La Prima Satira: Il Rifiuto dell'Ungheria
Ariosto inizia con tre domande provocatorie rivolte ai destinatari, ironizzando sull'adulazione tipica delle corti rinascimentali. Descrive come tutti riempiano di complimenti eccessivi i potenti, anche quando questi dicono assurdità evidenti.
Il poeta elenca le sue ragioni per rimanere a Ferrara invece di seguire Ippolito: non sopporta il freddo ungherese, le stufe lo farebbero ammalare, dovrebbe vivere in una sola stanza facendo tutto lì dentro. Inoltre, il vino speziato e i cibi con troppe spezie gli sono vietati dal medico.

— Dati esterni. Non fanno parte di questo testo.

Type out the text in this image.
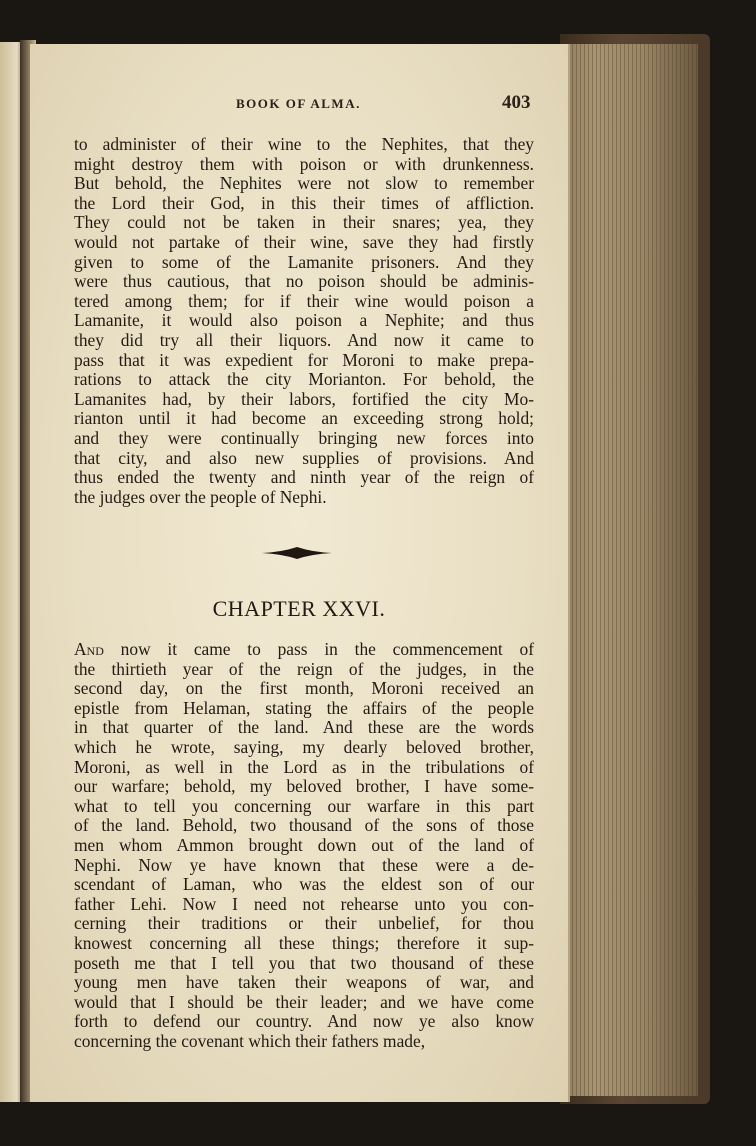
BOOK OF ALMA.	403
to administer of their wine to the Nephites, that they
might destroy them with poison or with drunkenness.
But behold, the Nephites were not slow to remember
the Lord their God, in this their times of affliction.
They could not be taken in their snares; yea, they
would not partake of their wine, save they had firstly
given to some of the Lamanite prisoners. And they
were thus cautious, that no poison should be adminis-
tered among them; for if their wine would poison a
Lamanite, it would also poison a Nephite; and thus
they did try all their liquors. And now it came to
pass that it was expedient for Moroni to make prepa-
rations to attack the city Morianton. For behold, the
Lamanites had, by their labors, fortified the city Mo-
rianton until it had become an exceeding strong hold;
and they were continually bringing new forces into
that city, and also new supplies of provisions. And
thus ended the twenty and ninth year of the reign of
the judges over the people of Nephi.
CHAPTER XXVI.
And now it came to pass in the commencement of
the thirtieth year of the reign of the judges, in the
second day, on the first month, Moroni received an
epistle from Helaman, stating the affairs of the people
in that quarter of the land. And these are the words
which he wrote, saying, my dearly beloved brother,
Moroni, as well in the Lord as in the tribulations of
our warfare; behold, my beloved brother, I have some-
what to tell you concerning our warfare in this part
of the land. Behold, two thousand of the sons of those
men whom Ammon brought down out of the land of
Nephi. Now ye have known that these were a de-
scendant of Laman, who was the eldest son of our
father Lehi. Now I need not rehearse unto you con-
cerning their traditions or their unbelief, for thou
knowest concerning all these things; therefore it sup-
poseth me that I tell you that two thousand of these
young men have taken their weapons of war, and
would that I should be their leader; and we have come
forth to defend our country. And now ye also know
concerning the covenant which their fathers made,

La parte centrale della satira rivela la delusione di Ariosto verso il rapporto con il mecenate. Ippolito gli dava solo 25 scudi ogni quattro mesi, spesso in ritardo, e apprezzava più le missioni diplomatiche che la poesia dell'Orlando Furioso.
Metafora chiave: L'apologo dell'asino nel granaio rappresenta perfettamente la situazione di Ariosto - come l'asino che deve vomitare per uscire dalla trappola, così il poeta deve "sputare il rospo" e liberarsi dalla servitù dorata della corte.